Dont lamboureux luy rompt le suc.

 Traduction de Pierre d'Alheim:

Coquillards, qui revenez à Ruel,
Je vous chante mieux qu'une caille
De n'y pas laisser le corps et la peau,
Comme fit Colin de la Coquille.
Devant les juges, très babillard,
II jabota pour son salut.
Mais comme il était peu persuasif,
Le bourreau lui rompit le crâne.

 Traduction plus littérale que l'on pourrait tenter:

Coquillars revenant à Ruel,
Moi je vous chante mieux que caille
Que n'y laissiez et corps et pel,
Comme fit Colin de l'Escaille.
Devant les juges, babillard,
II jabota pour son salut.
Pas ne savait oignons peler,
Dont le bourreau lui rompt le crâne.

 Ces huit vers peuvent donner une idée de ce que sont les six ballades argotiques, attribuées à Villon, ou provenant, tout au moins, de son entourage : conseils d'un chef à ses soldats, du Duc, ou roi de la Coquille, aux Coquillards ; conseils pratiques mis en rimes pour être mieux retenus et qu'en tel abri sûr, sans doute, on chantait en chœur. Cela n'a pas d'autre valeur littéraire ; la versification en est bonne et soigneusement rythmée.
 Bien plus intéressantes seraient les ballades VII à XI, si leur inauthenticité n'était évidente ; elles furent fabriquées entre 1874 et 1880, par un érudit facétieux qui se donna bien du mal pour devenir vainement faussaire, quand il aurait pu s'occuper utilement à interpréter le jargon jobelin qu'il semble avoir compris. M. Vitu se laissa duper à cette fraude, pourtant assez grossière, puisque, dès la première de ces ballades apocryphes, on découvre, non des vers originaux, mais de véritables centons ; quatre vers de la première strophe de la ballade VII appartiennent presque textuellement à la ballade I. La question est maintenant jugée.
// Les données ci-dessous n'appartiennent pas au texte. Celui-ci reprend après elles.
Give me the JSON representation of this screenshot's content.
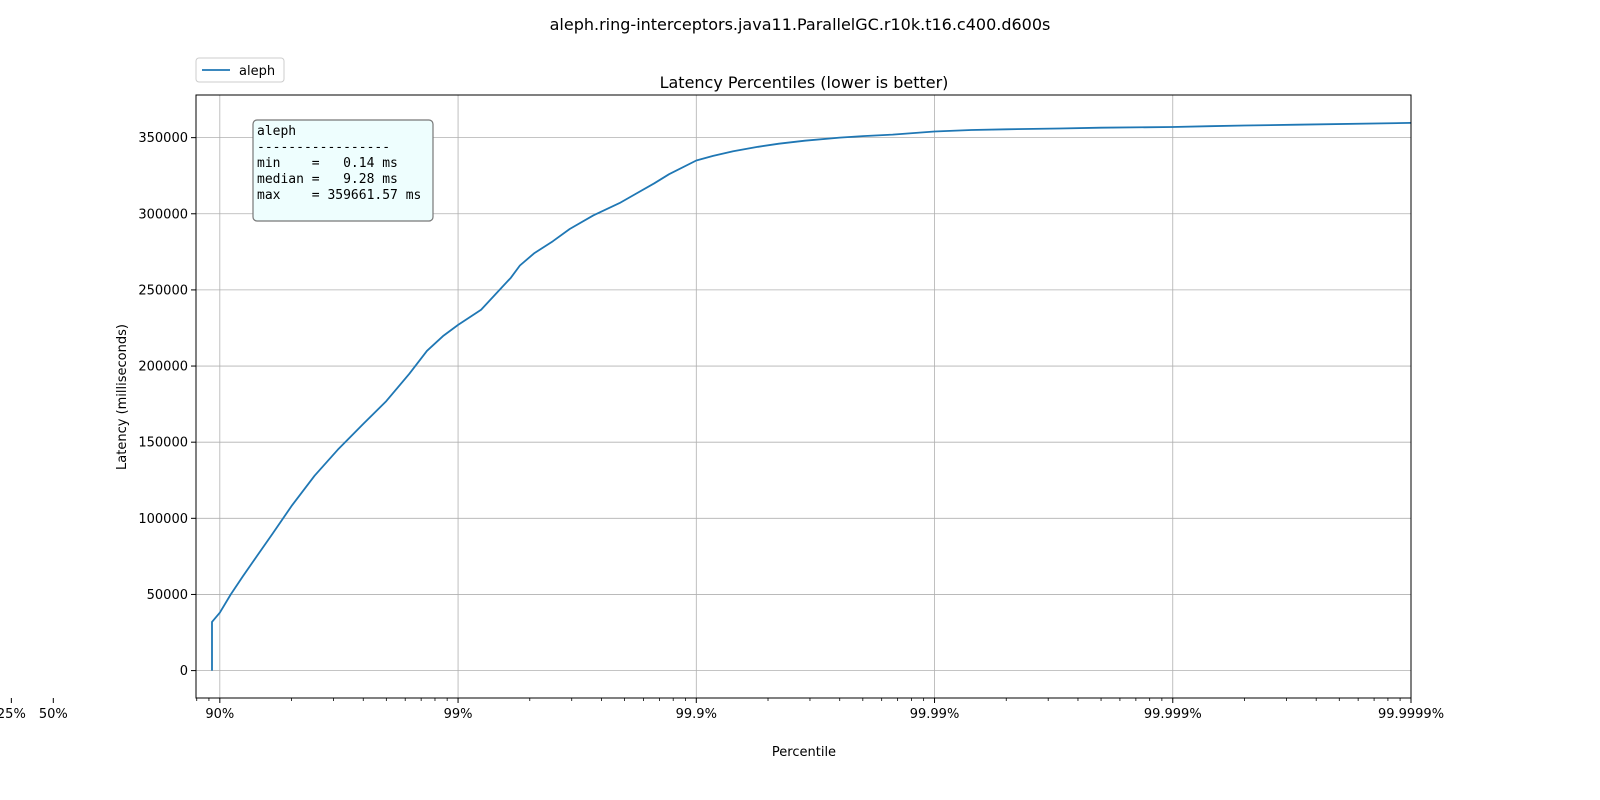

On se souvient que l'Académie française se compromit étrangement en couronnant la ridicule élucubration de M. Vitu.
 Ce petit volume de M. Pierre d'Alheim est à conserver et à joindre au Villon que tout poète (non roman) possède, — en attendant l'édition nouvelle de ses œuvres que prépare M. Mahé et l'étude définitive que nous attendons de M. Marcel Schwob.
 Récemment, dans La France, M. Sarcey écrivait: « Qui connaîtrait Villon sans ce vers mélancolique, qui a passé proverbe ? Quelques rats de bibliothèques, grands rongeurs de bouquins. Son nom s'en est allé à la postérité sur le frêle esquif de cette unique phrase : Mais où sont les neiges d'antan ? » Tel est bien l'état de l'opinion, représentée par le plus médiocre de ses porte-paroles. Pourtant, l'opinion se trompe et M. Sarcey aussi : la Postérité, ce n'est ni tel public, ni tel ramas de journalistes ignorants, glorieux de leur bassesse intellectuelle ; cette métaphore est le nom commun aux quelques hommes inteligents qui gardent encore notre civilisation de la barbarie totale. Que le père Coupe-toujours se rassure : il ne fait pas partie de ces quelques-uns, — et quant à François Villon, ses œuvres complètes sont arrivées à bon port et sa gloire aussi. Il demeure et demeurera le poète original, par excellence, de langue française, celui en lequel se résume et se grandit jusqu'au génie l'âme des peuples du moyen-âge, et aussi supérieur à Ronsard que Théophile à La Fontaine, que Vigny à Chénier, que la personnalité à l'imitation, que le sentiment à l'esprit.

Hermès.



(I) Pierre d'Alheim: Le Jargon Jobelin de Maistre François Villon. — I. les Ballades originales, texte, traduction, glossaire. — II. Les Ballades apocryphes: M. A. Vitu et l'Académie française. — Paris, Savine,1892, in-18.


THULÉ DES BRUMES (I)


 Depuis quelque temps, un volume de M. Adolphe Retté, Thulé des Brumes, est l'objet de la curiosité, voire de la stupéfaction des milieux littéraires. Une préface étrange, où l'auteur se confesse d'avoir écrit sous l'empire d'une possession, puis une série de visions et d'hallucinations tantôt de toute furie, tantôt de toute douceur, suggérées en un style dont le désordonné apparent dissimule une science profonde du rythme et de la nuance, voilà ce qui force l'attention du plus superficiel lecteur.
 Celui-ci, à mesure qu'il tourne les pages du livre, assiste à de multiples féeries, parfois ruisselantes de lumière, parfois baignées par une ombre d'un bleuâtre mystérieux, cependant que, parmi de fantasmagoriques et changeants décors, passent, repassent et s'effacent des êtres de rêve : princes charmants, petites fées, pèlerins mélancoliques et, toujours, un Pauvre singulier, chantant ses tristesses et mendiant un espoir, devant une mignonne idole au sourire énigmatique.
 En vérité, ce spectacle a captivé tous ceux qui l'ont regardé, mais beaucoup ne l'ont pas compris. Quel est le lien des scènes ? Sous l'empire de quel démon certaines paroles sont-elles proférées ? Quelle logique unit des phrases qui paraissent sans aucune suite? Quelle est la loi d'association d'idées qui semblent n'avoir aucun rapport entre elles? Ce sont des questions qu'on s'est posées, mais qu'on n'a guère résolues.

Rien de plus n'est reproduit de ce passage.